CassandraDaemon setUp()中的定时启动任务

ScheduledExecutors.optionalTasks.scheduleWithFixedDelay(ColumnFamilyStore.getBackgroundCompactionTaskSubmitter(), 5, 1, TimeUnit.MINUTES);

从代码中可以看出，cassandra是启动5分钟以后每隔1分钟就要启动一次压缩任务

public static Runnable getBackgroundCompactionTaskSubmitter()

{

return new Runnable()
{
    public void run()
    {
        for (Keyspace keyspace : Keyspace.all())
            for (ColumnFamilyStore cfs : keyspace.getColumnFamilyStores())
                CompactionManager.instance.submitBackground(cfs);
    }
};

}

从上面的代码中可以看出，获取到所有的keyspace，然后针对所有的keyspace的表进行压缩。

/**

Call this whenever a compaction might be needed on the given columnfamily.
It's okay to over-call (within reason) if a call is unnecessary, it will
turn into a no-op in the bucketing/candidate-scan phase.

*/

public List> submitBackground(final ColumnFamilyStore cfs)

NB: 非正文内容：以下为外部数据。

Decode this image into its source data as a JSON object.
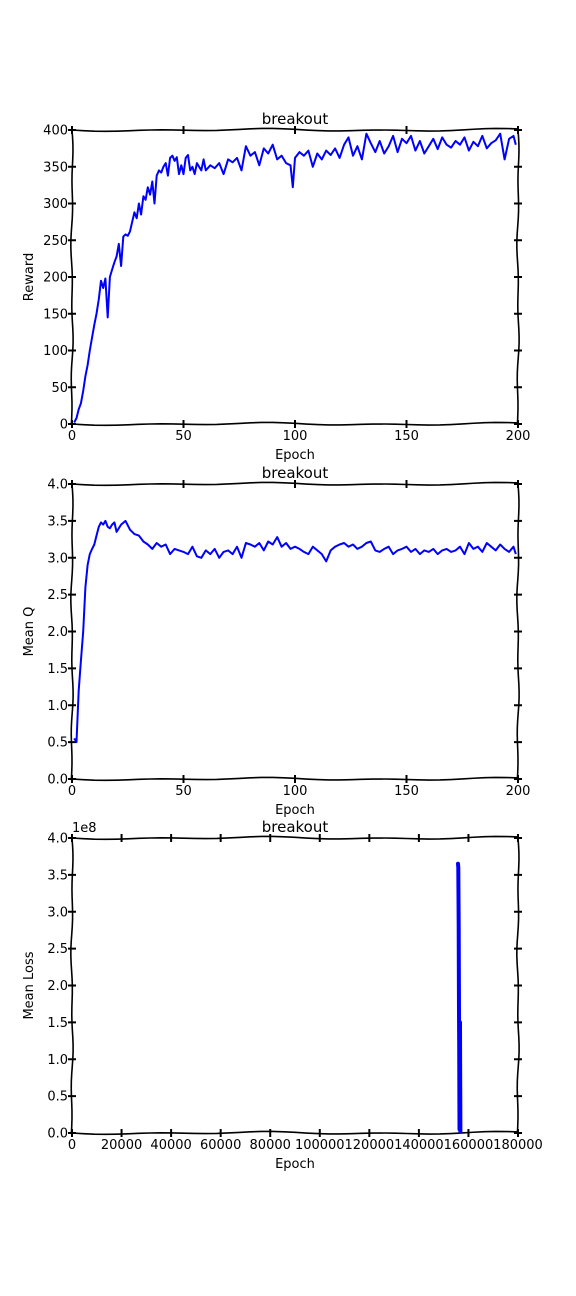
{
  "chart_data": [
    {
      "type": "line",
      "title": "breakout",
      "xlabel": "Epoch",
      "ylabel": "Reward",
      "xlim": [
        0,
        200
      ],
      "ylim": [
        0,
        400
      ],
      "xticks": [
        "0",
        "50",
        "100",
        "150",
        "200"
      ],
      "yticks": [
        "0",
        "50",
        "100",
        "150",
        "200",
        "250",
        "300",
        "350",
        "400"
      ],
      "series": [
        {
          "color": "#0000ff",
          "x": [
            1,
            2,
            3,
            4,
            5,
            6,
            7,
            8,
            9,
            10,
            11,
            12,
            13,
            14,
            15,
            16,
            17,
            18,
            19,
            20,
            21,
            22,
            23,
            24,
            25,
            26,
            27,
            28,
            29,
            30,
            31,
            32,
            33,
            34,
            35,
            36,
            37,
            38,
            39,
            40,
            41,
            42,
            43,
            44,
            45,
            46,
            47,
            48,
            49,
            50,
            51,
            52,
            53,
            54,
            55,
            56,
            57,
            58,
            59,
            60,
            62,
            64,
            66,
            68,
            70,
            72,
            74,
            76,
            78,
            80,
            82,
            84,
            86,
            88,
            90,
            92,
            94,
            96,
            98,
            99,
            100,
            102,
            104,
            106,
            108,
            110,
            112,
            114,
            116,
            118,
            120,
            122,
            124,
            126,
            128,
            130,
            132,
            134,
            136,
            138,
            140,
            142,
            144,
            146,
            148,
            150,
            152,
            154,
            156,
            158,
            160,
            162,
            164,
            166,
            168,
            170,
            172,
            174,
            176,
            178,
            180,
            182,
            184,
            186,
            188,
            190,
            192,
            194,
            196,
            198,
            199
          ],
          "y": [
            2,
            8,
            20,
            28,
            45,
            65,
            80,
            100,
            118,
            135,
            150,
            170,
            195,
            185,
            198,
            145,
            200,
            210,
            220,
            228,
            245,
            215,
            255,
            258,
            256,
            262,
            275,
            288,
            280,
            300,
            285,
            310,
            305,
            322,
            312,
            330,
            300,
            338,
            345,
            342,
            350,
            355,
            338,
            362,
            365,
            358,
            363,
            340,
            352,
            340,
            362,
            366,
            345,
            350,
            340,
            355,
            350,
            345,
            360,
            345,
            352,
            348,
            355,
            340,
            360,
            356,
            362,
            345,
            378,
            365,
            370,
            352,
            375,
            368,
            380,
            360,
            365,
            355,
            352,
            322,
            362,
            370,
            365,
            372,
            350,
            368,
            360,
            372,
            366,
            375,
            362,
            380,
            390,
            365,
            378,
            360,
            395,
            382,
            370,
            385,
            368,
            378,
            392,
            370,
            388,
            382,
            392,
            372,
            385,
            368,
            378,
            388,
            374,
            390,
            380,
            376,
            385,
            380,
            390,
            372,
            384,
            378,
            392,
            375,
            382,
            386,
            395,
            360,
            388,
            392,
            380
          ]
        }
      ]
    },
    {
      "type": "line",
      "title": "breakout",
      "xlabel": "Epoch",
      "ylabel": "Mean Q",
      "xlim": [
        0,
        200
      ],
      "ylim": [
        0,
        4.0
      ],
      "xticks": [
        "0",
        "50",
        "100",
        "150",
        "200"
      ],
      "yticks": [
        "0.0",
        "0.5",
        "1.0",
        "1.5",
        "2.0",
        "2.5",
        "3.0",
        "3.5",
        "4.0"
      ],
      "series": [
        {
          "color": "#0000ff",
          "x": [
            1,
            2,
            3,
            4,
            5,
            6,
            7,
            8,
            9,
            10,
            11,
            12,
            13,
            14,
            15,
            16,
            17,
            18,
            19,
            20,
            22,
            24,
            26,
            28,
            30,
            32,
            34,
            36,
            38,
            40,
            42,
            44,
            46,
            48,
            50,
            52,
            54,
            56,
            58,
            60,
            62,
            64,
            66,
            68,
            70,
            72,
            74,
            76,
            78,
            80,
            82,
            84,
            86,
            88,
            90,
            92,
            94,
            96,
            98,
            100,
            102,
            104,
            106,
            108,
            110,
            112,
            114,
            116,
            118,
            120,
            122,
            124,
            126,
            128,
            130,
            132,
            134,
            136,
            138,
            140,
            142,
            144,
            146,
            148,
            150,
            152,
            154,
            156,
            158,
            160,
            162,
            164,
            166,
            168,
            170,
            172,
            174,
            176,
            178,
            180,
            182,
            184,
            186,
            188,
            190,
            192,
            194,
            196,
            198,
            199
          ],
          "y": [
            0.55,
            0.5,
            1.2,
            1.6,
            2.0,
            2.6,
            2.9,
            3.05,
            3.12,
            3.18,
            3.3,
            3.42,
            3.48,
            3.45,
            3.5,
            3.42,
            3.4,
            3.45,
            3.48,
            3.35,
            3.45,
            3.5,
            3.38,
            3.32,
            3.3,
            3.22,
            3.18,
            3.12,
            3.2,
            3.15,
            3.18,
            3.05,
            3.12,
            3.1,
            3.08,
            3.05,
            3.15,
            3.02,
            3.0,
            3.1,
            3.05,
            3.12,
            3.0,
            3.08,
            3.1,
            3.05,
            3.15,
            3.0,
            3.2,
            3.18,
            3.15,
            3.2,
            3.1,
            3.22,
            3.18,
            3.28,
            3.15,
            3.2,
            3.12,
            3.15,
            3.12,
            3.08,
            3.05,
            3.15,
            3.1,
            3.05,
            2.95,
            3.1,
            3.15,
            3.18,
            3.2,
            3.15,
            3.18,
            3.12,
            3.15,
            3.2,
            3.22,
            3.1,
            3.08,
            3.12,
            3.15,
            3.05,
            3.1,
            3.12,
            3.15,
            3.08,
            3.12,
            3.05,
            3.1,
            3.08,
            3.12,
            3.05,
            3.1,
            3.12,
            3.08,
            3.1,
            3.15,
            3.05,
            3.2,
            3.12,
            3.15,
            3.08,
            3.2,
            3.15,
            3.1,
            3.18,
            3.12,
            3.08,
            3.15,
            3.05
          ]
        }
      ]
    },
    {
      "type": "line",
      "title": "breakout",
      "xlabel": "Epoch",
      "ylabel": "Mean Loss",
      "xlim": [
        0,
        180000
      ],
      "ylim": [
        0,
        400000000
      ],
      "offset_label": "1e8",
      "xticks": [
        "0",
        "20000",
        "40000",
        "60000",
        "80000",
        "100000",
        "120000",
        "140000",
        "160000",
        "180000"
      ],
      "yticks": [
        "0.0",
        "0.5",
        "1.0",
        "1.5",
        "2.0",
        "2.5",
        "3.0",
        "3.5",
        "4.0"
      ],
      "series": [
        {
          "color": "#0000ff",
          "x": [
            155800,
            155900,
            156000,
            156050,
            156100,
            156150,
            156200,
            156250,
            156300,
            156350,
            156400,
            156450,
            156500,
            156550,
            156600,
            156650,
            156700,
            156750
          ],
          "y": [
            365000000,
            360000000,
            320000000,
            280000000,
            240000000,
            200000000,
            160000000,
            120000000,
            80000000,
            40000000,
            5000000,
            30000000,
            70000000,
            110000000,
            150000000,
            100000000,
            40000000,
            2000000
          ]
        }
      ]
    }
  ]
}
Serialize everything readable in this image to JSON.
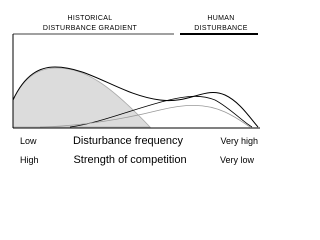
{
  "header": {
    "historical": [
      "HISTORICAL",
      "DISTURBANCE GRADIENT"
    ],
    "human": [
      "HUMAN",
      "DISTURBANCE"
    ]
  },
  "axis_rows": [
    {
      "left": "Low",
      "label": "Disturbance frequency",
      "right": "Very high"
    },
    {
      "left": "High",
      "label": "Strength of competition",
      "right": "Very low"
    }
  ]
}
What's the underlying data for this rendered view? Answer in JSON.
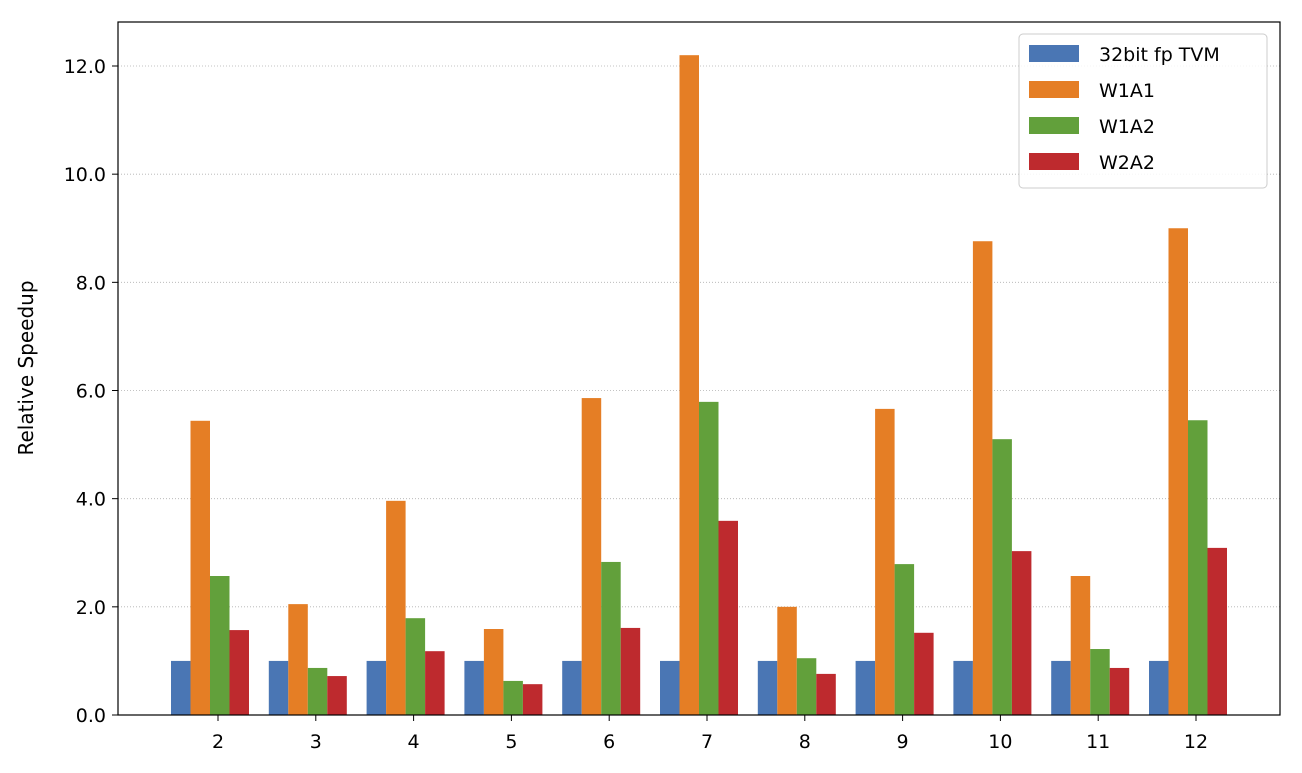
{
  "chart_data": {
    "type": "bar",
    "title": "",
    "xlabel": "",
    "ylabel": "Relative Speedup",
    "ylim": [
      0,
      12.8
    ],
    "yticks": [
      "0.0",
      "2.0",
      "4.0",
      "6.0",
      "8.0",
      "10.0",
      "12.0"
    ],
    "grid": "horizontal dotted",
    "legend_position": "top-right",
    "categories": [
      "2",
      "3",
      "4",
      "5",
      "6",
      "7",
      "8",
      "9",
      "10",
      "11",
      "12"
    ],
    "series": [
      {
        "name": "32bit fp TVM",
        "color": "#4a76b4",
        "values": [
          1,
          1,
          1,
          1,
          1,
          1,
          1,
          1,
          1,
          1,
          1
        ]
      },
      {
        "name": "W1A1",
        "color": "#e57e25",
        "values": [
          5.44,
          2.05,
          3.96,
          1.59,
          5.86,
          12.2,
          2.0,
          5.66,
          8.76,
          2.57,
          9.0
        ]
      },
      {
        "name": "W1A2",
        "color": "#62a03b",
        "values": [
          2.57,
          0.87,
          1.79,
          0.63,
          2.83,
          5.79,
          1.05,
          2.79,
          5.1,
          1.22,
          5.45
        ]
      },
      {
        "name": "W2A2",
        "color": "#be2a2e",
        "values": [
          1.57,
          0.72,
          1.18,
          0.57,
          1.61,
          3.59,
          0.76,
          1.52,
          3.03,
          0.87,
          3.09
        ]
      }
    ]
  }
}
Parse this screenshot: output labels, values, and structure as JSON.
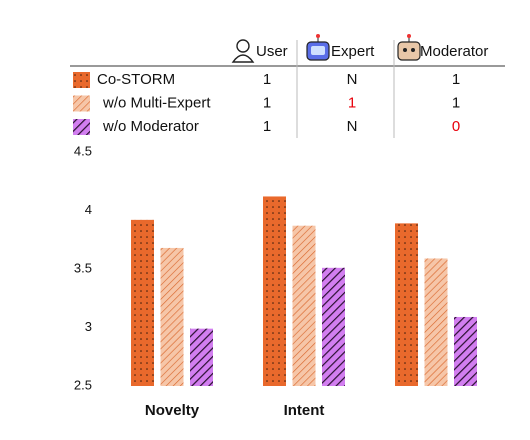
{
  "chart_data": {
    "type": "bar",
    "role_columns": [
      "User",
      "Expert",
      "Moderator"
    ],
    "categories": [
      "Novelty",
      "Intent",
      null
    ],
    "series": [
      {
        "name": "Co-STORM",
        "color": "#e9692c",
        "pattern": "dots",
        "roles": [
          "1",
          "N",
          "1"
        ],
        "role_colors": [
          "#111111",
          "#111111",
          "#111111"
        ],
        "values": [
          3.92,
          4.12,
          3.89
        ]
      },
      {
        "name": "w/o Multi-Expert",
        "color": "#f6c6a8",
        "pattern": "hatch",
        "roles": [
          "1",
          "1",
          "1"
        ],
        "role_colors": [
          "#111111",
          "#e8000b",
          "#111111"
        ],
        "values": [
          3.68,
          3.87,
          3.59
        ]
      },
      {
        "name": "w/o Moderator",
        "color": "#d27ef0",
        "pattern": "stripes",
        "roles": [
          "1",
          "N",
          "0"
        ],
        "role_colors": [
          "#111111",
          "#111111",
          "#e8000b"
        ],
        "values": [
          2.99,
          3.51,
          3.09
        ]
      }
    ],
    "ylim": [
      2.5,
      4.5
    ],
    "yticks": [
      2.5,
      3,
      3.5,
      4,
      4.5
    ]
  }
}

if (cfs.isAutoCompactionDisabled()) // 判断表格是否关闭了压缩策略
{
    logger.trace("Autocompaction is disabled");
    return Collections.emptyList();
}

 /**
 * 如果CF当前正在被压缩了，并且没有闲置的线程池了，我们则等待下一次提交当前的CF压缩任务，当我们有足够多线程的时候
 * 否则我们应该至少提交一个任务以防止某个CF长时间霸占线程池，也就是CF饥饿。
 **/
int count = compactingCF.count(cfs);
if (count > 0 && executor.getActiveCount() >= executor.getMaximumPoolSize())
{ // 已经有在压缩了，并且没有空间的线程池，则退出
    logger.trace("Background compaction is still running for {}.{} ({} remaining). Skipping",
                 cfs.keyspace.getName(), cfs.name, count);
    return Collections.emptyList();
}

logger.trace("Scheduling a background task check for {}.{} with {}",
             cfs.keyspace.getName(),
             cfs.name,
             cfs.getCompactionStrategyManager().getName());

List<Future<?>> futures = new ArrayList<>(1);
Future<?> fut = executor.submitIfRunning(new BackgroundCompactionCandidate(cfs), "background task");
//没有正在压缩的，情况，则提交一次压缩，以防止CF 饥饿
if (!fut.isCancelled())
    futures.add(fut);
else
    compactingCF.remove(cfs);
return futures;

public void run()

try
{
    logger.trace("Checking {}.{}", cfs.keyspace.getName(), cfs.name);
    if (!cfs.isValid()) // 如果已经删除了，则不允许在被压缩了
    {
        logger.trace("Aborting compaction for dropped CF");
        return;
    }
    
    //先从cf表中获取到当前表格的压缩策略
    CompactionStrategyManager strategy = cfs.getCompactionStrategyManager();
    //根据压缩策略，获取到压缩任务，这里需要获取到GC的时间，这里的GC是指墓碑的删除时间
    AbstractCompactionTask task = strategy.getNextBackgroundTask(getDefaultGcBefore(cfs, FBUtilities.nowInSeconds()));
    if (task == null)
    {
        logger.trace("No tasks available");
        return;
    }
    task.execute(metrics);
}
finally
{
    compactingCF.remove(cfs);
}
submitBackground(cfs);

Return the next background task

*
Returns a task for the compaction strategy that needs it the most (most estimated remaining tasks)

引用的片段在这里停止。